Do tools blunt the skill?

Tools make our lives easier. Think about how technology has affected our lives. Does it make us better, or worse off in the long run?

Think about auto-correct.
A simple feature that has existed for ages on word processor software. It works to correct spelling/grammatical mistakes, which is an absolute lifesaver for people that are less than perfect on their language.

It has also made its claim on a tool that has more or less become an indispensable everyday convenience – the smart phone. With that, we have a stream of hilarious situations auto-correct spelling has inadvertently created for the unwitting user, better known as “Damn you auto-correct!”

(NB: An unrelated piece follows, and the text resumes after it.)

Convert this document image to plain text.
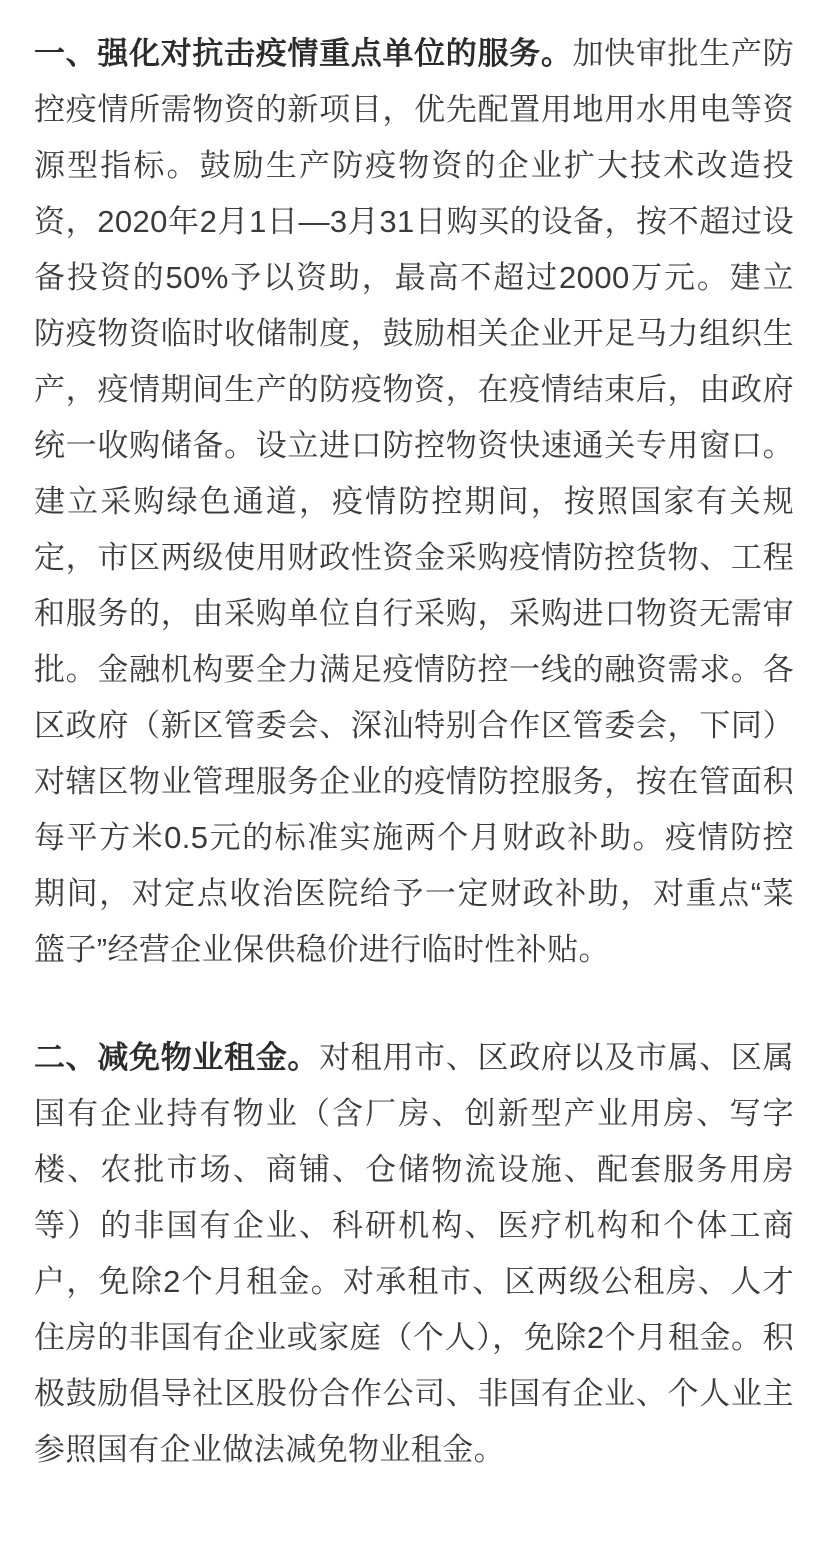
一、强化对抗击疫情重点单位的服务。加快审批生产防控疫情所需物资的新项目，优先配置用地用水用电等资源型指标。鼓励生产防疫物资的企业扩大技术改造投资，2020年2月1日—3月31日购买的设备，按不超过设备投资的50%予以资助，最高不超过2000万元。建立防疫物资临时收储制度，鼓励相关企业开足马力组织生产，疫情期间生产的防疫物资，在疫情结束后，由政府统一收购储备。设立进口防控物资快速通关专用窗口。建立采购绿色通道，疫情防控期间，按照国家有关规定，市区两级使用财政性资金采购疫情防控货物、工程和服务的，由采购单位自行采购，采购进口物资无需审批。金融机构要全力满足疫情防控一线的融资需求。各区政府（新区管委会、深汕特别合作区管委会，下同）对辖区物业管理服务企业的疫情防控服务，按在管面积每平方米0.5元的标准实施两个月财政补助。疫情防控期间，对定点收治医院给予一定财政补助，对重点“菜篮子”经营企业保供稳价进行临时性补贴。

二、减免物业租金。对租用市、区政府以及市属、区属国有企业持有物业（含厂房、创新型产业用房、写字楼、农批市场、商铺、仓储物流设施、配套服务用房等）的非国有企业、科研机构、医疗机构和个体工商户，免除2个月租金。对承租市、区两级公租房、人才住房的非国有企业或家庭（个人），免除2个月租金。积极鼓励倡导社区股份合作公司、非国有企业、个人业主参照国有企业做法减免物业租金。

Is auto-correct really making things easier for us? Granted, we can make the occasional typo and not have to suffer as a result. It cuts us the other way by blunting our facility with the language, making us reliant on the tool and losing our linguistic edge. In ten years’ time, none of us might be capable of picking up a pen and writing a coherent paragraph without the watchful eyes of the computer guiding our lines.

I have never been sold on the idea of auto-correct to be honest, and have never used it through the years, deeming it to be the death of language as we know it. What do you think?

Tools are designed to make our lives easier and improve on convenience. One however must understand the limitations of the tool, and not use it simply because it exists.

Some tools reduce the skill level required for a task, and in that process dumb us down, because a high level of competency is no longer required. We lose an appreciation of the process required to gain that skill, simply because technology makes a shortcut on attaining the same results. Life is better, but in some ways it is slowly being eroded. Good or bad? You decide.

All this being said, I’m still thankful for the presence of technology as an enabler, without which things like e-mail, social networking and search would not exist. Everyday conveniences that I take for granted, and probably cannot live without. Like everything else in life, good comes with the bad.